Grippe : une vaccination de masse serait “une aventure” selon un épidémiologiste qui défend également le Tamiflu

L’épidémiologiste Antoine Flahault estime que “ce serait une sorte d’aventure” d’organiser une vaccination de masse contre la grippe H1N1, car ce serait “une stratégie totalement innovante vis-à-vis de la grippe A”, jamais tentée sur la grippe saisonnière.

“On n’a encore jamais tenté d’utiliser le vaccin comme barrière contre une épidémie de grippe, pas même saisonnière, à l’exception du Japon dans les années 1970 à 1980 et aux Etats-Unis en 1976”, souligne le Pr Flahault, directeur de l’Ecole des hautes études en santé publique, dans une interview au Monde daté de jeudi.

Pour lui, “la seule stratégie qui aujourd’hui bénéficie d’une solide expérience dans le domaine de la grippe est celle de la protection des personnes à risque”, qui pourrait être pour ce virus les populations âgées ou vulnérables, les professions de santé, les grands obèses et les femmes
enceintes.

Il estime en revanche que “ce serait une sorte d’aventure d’essayer de se lancer dans une stratégie totalement innovante vis-à-vis de la grippe A alors qu’elle n’a pas été seulement tentée sur la grippe saisonnière”.

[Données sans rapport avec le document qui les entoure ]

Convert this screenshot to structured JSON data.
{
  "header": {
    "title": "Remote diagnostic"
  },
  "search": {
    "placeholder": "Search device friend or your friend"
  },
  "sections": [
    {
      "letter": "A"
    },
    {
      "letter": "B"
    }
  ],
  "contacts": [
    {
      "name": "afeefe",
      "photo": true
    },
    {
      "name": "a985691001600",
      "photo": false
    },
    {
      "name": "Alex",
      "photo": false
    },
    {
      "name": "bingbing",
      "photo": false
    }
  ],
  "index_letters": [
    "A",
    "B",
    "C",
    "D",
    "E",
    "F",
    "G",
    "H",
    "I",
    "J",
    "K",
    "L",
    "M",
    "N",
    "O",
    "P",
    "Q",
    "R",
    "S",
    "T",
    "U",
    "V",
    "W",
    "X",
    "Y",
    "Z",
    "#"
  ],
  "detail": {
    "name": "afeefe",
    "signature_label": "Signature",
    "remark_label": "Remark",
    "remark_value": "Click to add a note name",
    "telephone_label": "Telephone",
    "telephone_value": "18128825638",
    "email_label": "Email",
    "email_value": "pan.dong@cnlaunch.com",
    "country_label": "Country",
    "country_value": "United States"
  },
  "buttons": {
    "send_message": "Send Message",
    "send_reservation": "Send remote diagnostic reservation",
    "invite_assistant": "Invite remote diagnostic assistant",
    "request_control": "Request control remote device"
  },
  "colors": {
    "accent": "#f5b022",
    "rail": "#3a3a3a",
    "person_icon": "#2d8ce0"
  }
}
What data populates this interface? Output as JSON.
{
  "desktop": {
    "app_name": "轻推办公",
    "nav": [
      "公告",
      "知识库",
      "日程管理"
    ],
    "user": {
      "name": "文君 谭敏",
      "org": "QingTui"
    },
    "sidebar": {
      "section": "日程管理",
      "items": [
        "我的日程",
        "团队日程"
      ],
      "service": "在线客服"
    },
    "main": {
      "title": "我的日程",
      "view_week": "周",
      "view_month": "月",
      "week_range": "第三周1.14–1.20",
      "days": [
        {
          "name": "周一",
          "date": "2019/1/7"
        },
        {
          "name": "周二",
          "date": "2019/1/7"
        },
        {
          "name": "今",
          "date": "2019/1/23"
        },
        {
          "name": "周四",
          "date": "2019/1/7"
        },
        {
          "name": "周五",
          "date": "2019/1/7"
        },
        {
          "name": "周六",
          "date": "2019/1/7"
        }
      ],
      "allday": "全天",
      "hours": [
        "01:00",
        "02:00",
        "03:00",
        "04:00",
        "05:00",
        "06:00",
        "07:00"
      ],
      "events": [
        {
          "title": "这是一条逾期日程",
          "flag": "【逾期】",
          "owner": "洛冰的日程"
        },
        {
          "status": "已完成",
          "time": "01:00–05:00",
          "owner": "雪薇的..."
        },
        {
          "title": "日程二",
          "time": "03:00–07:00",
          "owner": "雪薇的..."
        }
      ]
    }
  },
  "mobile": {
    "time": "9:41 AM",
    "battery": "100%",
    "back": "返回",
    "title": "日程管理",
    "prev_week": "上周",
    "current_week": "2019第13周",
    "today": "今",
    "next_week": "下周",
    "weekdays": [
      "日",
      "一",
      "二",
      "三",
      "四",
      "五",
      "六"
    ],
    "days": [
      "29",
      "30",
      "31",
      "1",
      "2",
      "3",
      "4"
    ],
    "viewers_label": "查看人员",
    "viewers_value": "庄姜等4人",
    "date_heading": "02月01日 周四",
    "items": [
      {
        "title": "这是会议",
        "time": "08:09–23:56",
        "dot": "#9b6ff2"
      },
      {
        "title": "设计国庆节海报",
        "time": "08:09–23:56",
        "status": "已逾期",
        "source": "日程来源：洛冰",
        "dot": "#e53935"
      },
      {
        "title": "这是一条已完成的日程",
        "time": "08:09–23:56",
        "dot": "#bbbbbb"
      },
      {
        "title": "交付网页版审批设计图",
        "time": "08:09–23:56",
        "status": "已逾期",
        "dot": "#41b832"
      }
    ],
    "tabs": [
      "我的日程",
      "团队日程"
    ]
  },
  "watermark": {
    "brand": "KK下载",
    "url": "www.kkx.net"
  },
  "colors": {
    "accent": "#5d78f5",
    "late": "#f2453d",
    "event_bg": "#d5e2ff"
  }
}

Dans le cas d’une vaccination de masse, on ne peut en effet exclure des effets secondaires, réels ou supposés. “Après une campagne de vaccination de masse, l’apparition de maladies dans les semaines qui suivront risquerait d’être imputée, même à tort, à la vaccination”, dit-il, rappelant ce qui s’était passé pour le vaccin contre l’hépatite B lorsqu’étaient survenus des cas de sclérose en plaques. “Personne n’est parvenu à trancher sur leur origine”, et cela “a entraîné un discrédit durable sur la vaccination”, ajoute-t-il.

Le Pr Flahault défend une utilisation large de l’antiviral Tamiflu, qui selon lui ne devrait pas être réservé “aux cas graves ou compliqués”. “Son utilisation a surtout une visée collective, car il est efficace pour faire baisser la charge virale, la durée des symptômes et donc la circulation du virus dans la population”, dit-il.

Selon lui, le Tamiflu est aussi “efficace en traitement préventif”. “Il y a encore peu de résistances, c’est donc le moment de l’utiliser car après il risque d’être durablement inutile”.